Published in final edited form as: Nat Neurosci. 2021 Oct 25;24(11):1555–1566. doi: 10.1038/s41593-021-00929-y

Figure 2. Differential encoding of behavior by mushroom body DANs.

Figure 2.

(A) Representative experiments showing the variable relationship between the net motion (black) of a fly and DAN activity (colored) during bouts of spontaneous locomotion. Traces from flies θ and ρ are denoted in (B). (B) Pearson correlation coefficient between change in DAN activity and net motion at the onset of sustained locomotion (≥3 sec) following a pause (≥2 sec). Each column depicts all the bouts of movement initiation from an individual fly. Flies are ordered by the average correlation coefficient for γ4 DAN activity-net motion. N=39 animals, 1043 movement initiations. (C) Probability that a logistic regression model generated from DAN activity can accurately predict the locomotor state of an animal. N=27 animals. One-way ANOVA followed by Tukey’s multiple comparison test.

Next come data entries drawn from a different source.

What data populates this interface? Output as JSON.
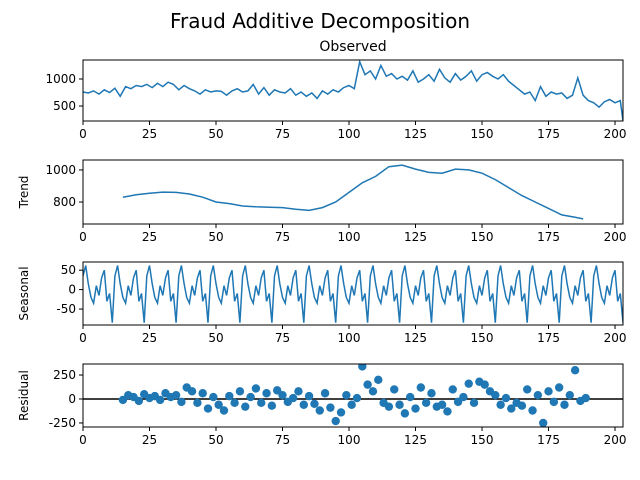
{
  "title": "Fraud Additive Decomposition",
  "chart_data": [
    {
      "type": "line",
      "title": "Observed",
      "color": "#1f77b4",
      "x": [
        0,
        2,
        4,
        6,
        8,
        10,
        12,
        14,
        16,
        18,
        20,
        22,
        24,
        26,
        28,
        30,
        32,
        34,
        36,
        38,
        40,
        42,
        44,
        46,
        48,
        50,
        52,
        54,
        56,
        58,
        60,
        62,
        64,
        66,
        68,
        70,
        72,
        74,
        76,
        78,
        80,
        82,
        84,
        86,
        88,
        90,
        92,
        94,
        96,
        98,
        100,
        102,
        104,
        106,
        108,
        110,
        112,
        114,
        116,
        118,
        120,
        122,
        124,
        126,
        128,
        130,
        132,
        134,
        136,
        138,
        140,
        142,
        144,
        146,
        148,
        150,
        152,
        154,
        156,
        158,
        160,
        162,
        164,
        166,
        168,
        170,
        172,
        174,
        176,
        178,
        180,
        182,
        184,
        186,
        188,
        190,
        192,
        194,
        196,
        198,
        200,
        202,
        203
      ],
      "values": [
        760,
        740,
        780,
        720,
        800,
        750,
        830,
        680,
        860,
        820,
        880,
        860,
        900,
        840,
        920,
        860,
        940,
        900,
        800,
        880,
        820,
        780,
        720,
        800,
        760,
        780,
        770,
        700,
        780,
        820,
        760,
        780,
        900,
        720,
        840,
        700,
        800,
        760,
        740,
        820,
        700,
        760,
        680,
        740,
        640,
        780,
        720,
        800,
        760,
        840,
        880,
        820,
        1320,
        1080,
        1150,
        1000,
        1250,
        1050,
        1100,
        1000,
        1050,
        980,
        1150,
        940,
        1000,
        1080,
        960,
        1180,
        1020,
        940,
        1100,
        980,
        1050,
        1150,
        960,
        1080,
        1120,
        1050,
        1000,
        1080,
        960,
        880,
        800,
        720,
        760,
        600,
        860,
        680,
        760,
        720,
        740,
        640,
        700,
        1020,
        700,
        600,
        560,
        480,
        580,
        620,
        560,
        600,
        220
      ],
      "xlim": [
        0,
        203
      ],
      "xticks": [
        0,
        25,
        50,
        75,
        100,
        125,
        150,
        175,
        200
      ],
      "ylim": [
        222,
        1352
      ],
      "yticks": [
        500,
        1000
      ]
    },
    {
      "type": "line",
      "ylabel": "Trend",
      "color": "#1f77b4",
      "x": [
        15,
        20,
        25,
        30,
        35,
        40,
        45,
        50,
        55,
        60,
        65,
        70,
        75,
        80,
        85,
        90,
        95,
        100,
        105,
        110,
        115,
        120,
        125,
        130,
        135,
        140,
        145,
        150,
        155,
        160,
        165,
        170,
        175,
        180,
        185,
        188
      ],
      "values": [
        830,
        845,
        855,
        862,
        860,
        850,
        830,
        800,
        790,
        775,
        770,
        768,
        765,
        755,
        748,
        765,
        800,
        860,
        920,
        960,
        1020,
        1030,
        1005,
        985,
        980,
        1005,
        1000,
        980,
        940,
        890,
        840,
        800,
        760,
        720,
        705,
        695
      ],
      "xlim": [
        0,
        203
      ],
      "xticks": [
        0,
        25,
        50,
        75,
        100,
        125,
        150,
        175,
        200
      ],
      "ylim": [
        663,
        1062
      ],
      "yticks": [
        800,
        1000
      ]
    },
    {
      "type": "line",
      "ylabel": "Seasonal",
      "color": "#1f77b4",
      "x": [
        0,
        1,
        2,
        3,
        4,
        5,
        6,
        7,
        8,
        9,
        10,
        11,
        12,
        13,
        14,
        15,
        16,
        17,
        18,
        19,
        20,
        21,
        22,
        23,
        24,
        25,
        26,
        27,
        28,
        29,
        30,
        31,
        32,
        33,
        34,
        35,
        36,
        37,
        38,
        39,
        40,
        41,
        42,
        43,
        44,
        45,
        46,
        47,
        48,
        49,
        50,
        51,
        52,
        53,
        54,
        55,
        56,
        57,
        58,
        59,
        60,
        61,
        62,
        63,
        64,
        65,
        66,
        67,
        68,
        69,
        70,
        71,
        72,
        73,
        74,
        75,
        76,
        77,
        78,
        79,
        80,
        81,
        82,
        83,
        84,
        85,
        86,
        87,
        88,
        89,
        90,
        91,
        92,
        93,
        94,
        95,
        96,
        97,
        98,
        99,
        100,
        101,
        102,
        103,
        104,
        105,
        106,
        107,
        108,
        109,
        110,
        111,
        112,
        113,
        114,
        115,
        116,
        117,
        118,
        119,
        120,
        121,
        122,
        123,
        124,
        125,
        126,
        127,
        128,
        129,
        130,
        131,
        132,
        133,
        134,
        135,
        136,
        137,
        138,
        139,
        140,
        141,
        142,
        143,
        144,
        145,
        146,
        147,
        148,
        149,
        150,
        151,
        152,
        153,
        154,
        155,
        156,
        157,
        158,
        159,
        160,
        161,
        162,
        163,
        164,
        165,
        166,
        167,
        168,
        169,
        170,
        171,
        172,
        173,
        174,
        175,
        176,
        177,
        178,
        179,
        180,
        181,
        182,
        183,
        184,
        185,
        186,
        187,
        188,
        189,
        190,
        191,
        192,
        193,
        194,
        195,
        196,
        197,
        198,
        199,
        200,
        201,
        202,
        203
      ],
      "values": [
        35,
        62,
        15,
        -20,
        -35,
        10,
        -15,
        30,
        50,
        -30,
        -10,
        -85,
        35,
        62,
        15,
        -20,
        -35,
        10,
        -15,
        30,
        50,
        -30,
        -10,
        -85,
        35,
        62,
        15,
        -20,
        -35,
        10,
        -15,
        30,
        50,
        -30,
        -10,
        -85,
        35,
        62,
        15,
        -20,
        -35,
        10,
        -15,
        30,
        50,
        -30,
        -10,
        -85,
        35,
        62,
        15,
        -20,
        -35,
        10,
        -15,
        30,
        50,
        -30,
        -10,
        -85,
        35,
        62,
        15,
        -20,
        -35,
        10,
        -15,
        30,
        50,
        -30,
        -10,
        -85,
        35,
        62,
        15,
        -20,
        -35,
        10,
        -15,
        30,
        50,
        -30,
        -10,
        -85,
        35,
        62,
        15,
        -20,
        -35,
        10,
        -15,
        30,
        50,
        -30,
        -10,
        -85,
        35,
        62,
        15,
        -20,
        -35,
        10,
        -15,
        30,
        50,
        -30,
        -10,
        -85,
        35,
        62,
        15,
        -20,
        -35,
        10,
        -15,
        30,
        50,
        -30,
        -10,
        -85,
        35,
        62,
        15,
        -20,
        -35,
        10,
        -15,
        30,
        50,
        -30,
        -10,
        -85,
        35,
        62,
        15,
        -20,
        -35,
        10,
        -15,
        30,
        50,
        -30,
        -10,
        -85,
        35,
        62,
        15,
        -20,
        -35,
        10,
        -15,
        30,
        50,
        -30,
        -10,
        -85,
        35,
        62,
        15,
        -20,
        -35,
        10,
        -15,
        30,
        50,
        -30,
        -10,
        -85,
        35,
        62,
        15,
        -20,
        -35,
        10,
        -15,
        30,
        50,
        -30,
        -10,
        -85,
        35,
        62,
        15,
        -20,
        -35,
        10,
        -15,
        30,
        50,
        -30,
        -10,
        -85,
        35,
        62,
        15,
        -20,
        -35,
        10,
        -15,
        30,
        50,
        -30,
        -10,
        -85
      ],
      "xlim": [
        0,
        203
      ],
      "xticks": [
        0,
        25,
        50,
        75,
        100,
        125,
        150,
        175,
        200
      ],
      "ylim": [
        -91,
        71
      ],
      "yticks": [
        -50,
        0,
        50
      ]
    },
    {
      "type": "scatter",
      "ylabel": "Residual",
      "color": "#1f77b4",
      "x": [
        15,
        17,
        19,
        21,
        23,
        25,
        27,
        29,
        31,
        33,
        35,
        37,
        39,
        41,
        43,
        45,
        47,
        49,
        51,
        53,
        55,
        57,
        59,
        61,
        63,
        65,
        67,
        69,
        71,
        73,
        75,
        77,
        79,
        81,
        83,
        85,
        87,
        89,
        91,
        93,
        95,
        97,
        99,
        101,
        103,
        105,
        107,
        109,
        111,
        113,
        115,
        117,
        119,
        121,
        123,
        125,
        127,
        129,
        131,
        133,
        135,
        137,
        139,
        141,
        143,
        145,
        147,
        149,
        151,
        153,
        155,
        157,
        159,
        161,
        163,
        165,
        167,
        169,
        171,
        173,
        175,
        177,
        179,
        181,
        183,
        185,
        187,
        189
      ],
      "values": [
        -10,
        40,
        20,
        -20,
        50,
        10,
        30,
        -10,
        60,
        20,
        40,
        -30,
        120,
        80,
        -40,
        60,
        -100,
        20,
        -60,
        -120,
        30,
        -40,
        80,
        -80,
        20,
        110,
        -40,
        60,
        -70,
        90,
        40,
        -30,
        10,
        80,
        -60,
        30,
        -50,
        -120,
        60,
        -90,
        -230,
        -140,
        40,
        -60,
        10,
        340,
        150,
        80,
        200,
        -40,
        -80,
        100,
        -60,
        -150,
        20,
        -100,
        120,
        -40,
        60,
        -80,
        -60,
        -130,
        100,
        -30,
        20,
        160,
        -40,
        180,
        150,
        80,
        40,
        -60,
        10,
        -100,
        -40,
        -70,
        100,
        -120,
        40,
        -250,
        80,
        -30,
        120,
        -60,
        40,
        300,
        -20,
        10
      ],
      "xlim": [
        0,
        203
      ],
      "xticks": [
        0,
        25,
        50,
        75,
        100,
        125,
        150,
        175,
        200
      ],
      "ylim": [
        -292,
        365
      ],
      "yticks": [
        -250,
        0,
        250
      ]
    }
  ]
}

Data labeled with different letters are significantly different from each other (p < 0.0001). (D) Linear filters predicting DAN activity during bouts of continuous movement using forward velocity (Vf, top) or |angular velocity| (|Va|), bottom) centered on an 8 second window. Plots include a 95% confidence interval that is obscured by the thickness of the average line. N=66 animals, recorded for 119 five-minute trials. (E) Overlay of true DAN activity (colored) and predicted DAN activity (gray) generated from linear filters in (D). (F) Proportion of variance (R2adjusted) of γ DAN activity explained by forward velocity and |angular velocity|. Example traces in (E) denoted by opaque point. N=66 animals, 119 five-minute trials.